Creo en la propiedad privada, en el contexto actual, y entiendo que lo que es de cada uno ha de ser protegido. Sin embargo, lamento profundamente aquellas políticas que no asocian la generación de riqueza con la consecución de un umbral digno de participación en la misma para todas aquellas personas involucradas en tal tarea. Dicho de otra forma, no entiendo por qué el hecho productivo ha de tener tan dispares consecuencias: la satisfacción plena de los intereses dominicales y accionariales, por un lado, y la venida a menos en los últimos tiempos -diáfana- en los emolumentos de los trabajadores o los beneficios de las contratas. Puedo entender que, en tiempos de vacas flacas, todos nos apretemos el cinturón. Pero lo que existe hoy, con los datos estadísticos en la mano, no es eso. Es una hipertrofia del segmento más rico de la población, cada día mayor y con más recursos, y otra del vagón de cola, donde caen todos aquellos que están condenados a malvivir o hacerlo directamente de la beneficencia. ¿Es esta la sociedad que queremos?

La adopción de hábitos globales de compra, la acumulación de la población en las grandes urbes y otros factores están propiciando este escenario, para mí demoledor. Pero la buena noticia es que el camino para el cambio en este ámbito socioeconómico es el mismo que para otros grandes males de la Humanidad, comenzando por el cambio climático. Y este no es más que la vuelta a escenarios más manejables. No se trata de encerrarnos en el micromundo, o en potenciar que seamos esos anacoretas de los que hablaba al principio. Pero, a lo mejor, no tiene sentido el diseño de políticas globales económicas, con gigantes con pies de barro, apostando por un producto mucho más local, con participación regional y dentro de un esquema económico mucho más manifiestamente productivo que especulativo. Una cierta vuelta a lo rural, mucho más tecnificado y tocado por la eficiencia derivada de lo tecnológico y del intercambio de información en tiempo real, de forma más sostenible y simple.

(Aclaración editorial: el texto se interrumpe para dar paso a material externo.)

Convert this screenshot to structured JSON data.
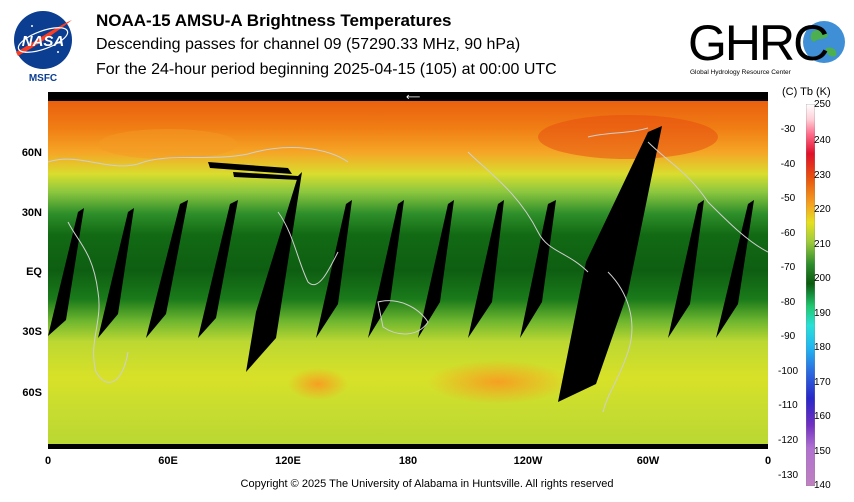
{
  "header": {
    "title": "NOAA-15 AMSU-A Brightness Temperatures",
    "subtitle": "Descending passes for channel 09 (57290.33 MHz, 90 hPa)",
    "period": "For the 24-hour period beginning 2025-04-15 (105) at 00:00 UTC"
  },
  "logos": {
    "nasa_text": "NASA",
    "msfc_text": "MSFC",
    "ghrc_text": "GHRC",
    "ghrc_subtitle": "Global Hydrology Resource Center"
  },
  "map": {
    "lat_labels": [
      "60N",
      "30N",
      "EQ",
      "30S",
      "60S"
    ],
    "lon_labels": [
      "0",
      "60E",
      "120E",
      "180",
      "120W",
      "60W",
      "0"
    ]
  },
  "colorbar": {
    "header": "(C)  Tb  (K)",
    "celsius_ticks": [
      "-30",
      "-40",
      "-50",
      "-60",
      "-70",
      "-80",
      "-90",
      "-100",
      "-110",
      "-120",
      "-130"
    ],
    "kelvin_ticks": [
      "250",
      "240",
      "230",
      "220",
      "210",
      "200",
      "190",
      "180",
      "170",
      "160",
      "150",
      "140"
    ],
    "kelvin_range": [
      140,
      250
    ]
  },
  "footer": {
    "copyright": "Copyright © 2025 The University of Alabama in Huntsville.  All rights reserved"
  }
}
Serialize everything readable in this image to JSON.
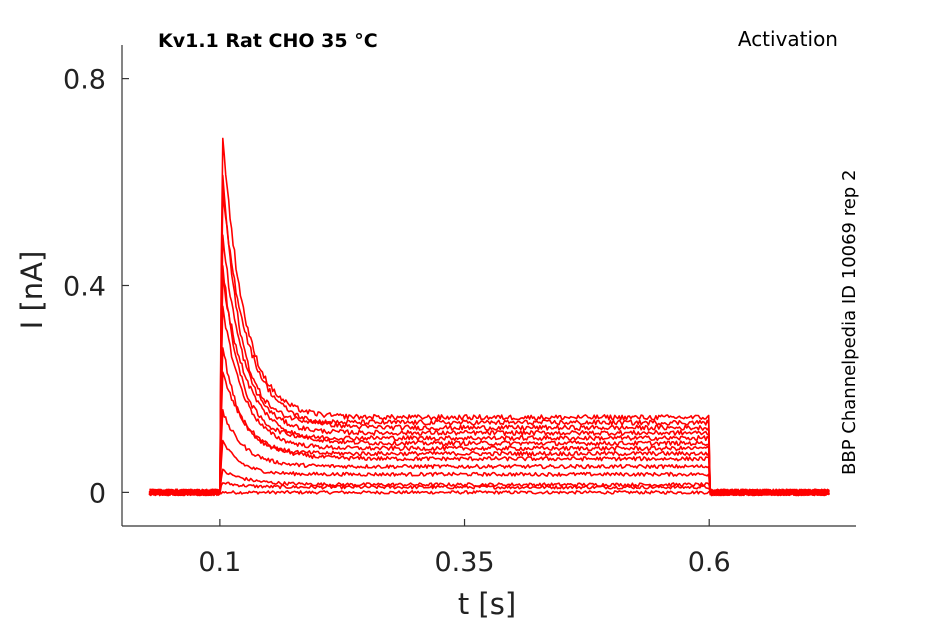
{
  "chart_data": {
    "type": "line",
    "title_left": "Kv1.1  Rat  CHO  35 °C",
    "title_right": "Activation",
    "side_note": "BBP Channelpedia ID 10069 rep 2",
    "xlabel": "t [s]",
    "ylabel": "I [nA]",
    "xlim": [
      0.0,
      0.75
    ],
    "ylim": [
      -0.065,
      0.865
    ],
    "xticks": [
      0.1,
      0.35,
      0.6
    ],
    "xtick_labels": [
      "0.1",
      "0.35",
      "0.6"
    ],
    "yticks": [
      0,
      0.4,
      0.8
    ],
    "ytick_labels": [
      "0",
      "0.4",
      "0.8"
    ],
    "trace_color": "#ff0000",
    "grid": false,
    "stimulus": {
      "t_on": 0.1,
      "t_off": 0.6,
      "t_start": 0.028,
      "t_end": 0.723
    },
    "series": [
      {
        "peak": 0.0,
        "plateau": 0.0
      },
      {
        "peak": 0.02,
        "plateau": 0.01
      },
      {
        "peak": 0.045,
        "plateau": 0.015
      },
      {
        "peak": 0.11,
        "plateau": 0.035
      },
      {
        "peak": 0.17,
        "plateau": 0.05
      },
      {
        "peak": 0.25,
        "plateau": 0.065
      },
      {
        "peak": 0.32,
        "plateau": 0.075
      },
      {
        "peak": 0.4,
        "plateau": 0.085
      },
      {
        "peak": 0.45,
        "plateau": 0.095
      },
      {
        "peak": 0.5,
        "plateau": 0.105
      },
      {
        "peak": 0.55,
        "plateau": 0.115
      },
      {
        "peak": 0.63,
        "plateau": 0.125
      },
      {
        "peak": 0.7,
        "plateau": 0.135
      },
      {
        "peak": 0.77,
        "plateau": 0.145
      }
    ]
  }
}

Usted me dirá que su vida es sencilla, y la mía también, pero fíjese que convivimos con personas –y no pocas– que hoy desayunan en Londres para cenar en Tokyo, o que cruzan el charco habitualmente, o que mantienen residencias suntuosas en distintas localizaciones del globo, y muchas veces viviendo de lo puramente especulativo sin producir, comprar o vender nada real. Tome nota de que la actividad del uno por ciento más rico –según Oxfam– contribuye al cambio climático mucho más que lo del cincuenta por ciento con menos recursos. Y que cuando se dice que hay que cambiar de modelo, unos tendrán que plantearse mucho de lo que hacen. Otras personas no, e incluso aún tendrían margen para poder consumir más. Como en aquel dispensario africano donde me explicaban, hace unos años, que a ellos aún les quedaba mucho margen de poder gastar, si tuviesen recursos, ya que su penuria económica solo les daba para poco más que paracetamol y aspirina. El contexto era el de un área donde el VIH hacía estragos y donde los ya existentes antirretrovirales específicos para combatirlo eran, literalmente, ciencia-ficción.

Acuérdense, la terrible inequidad que existe y que viene nos pasará factura, en términos de una sociedad menos vivible, más insegura, con muchos más riesgos globales, con menos oportunidades y más triste. De usted, del tiempo que dedique a pensar y de sus hábitos de compra también depende, en mayor o menor medida, el intentar revertirla. Todo suma.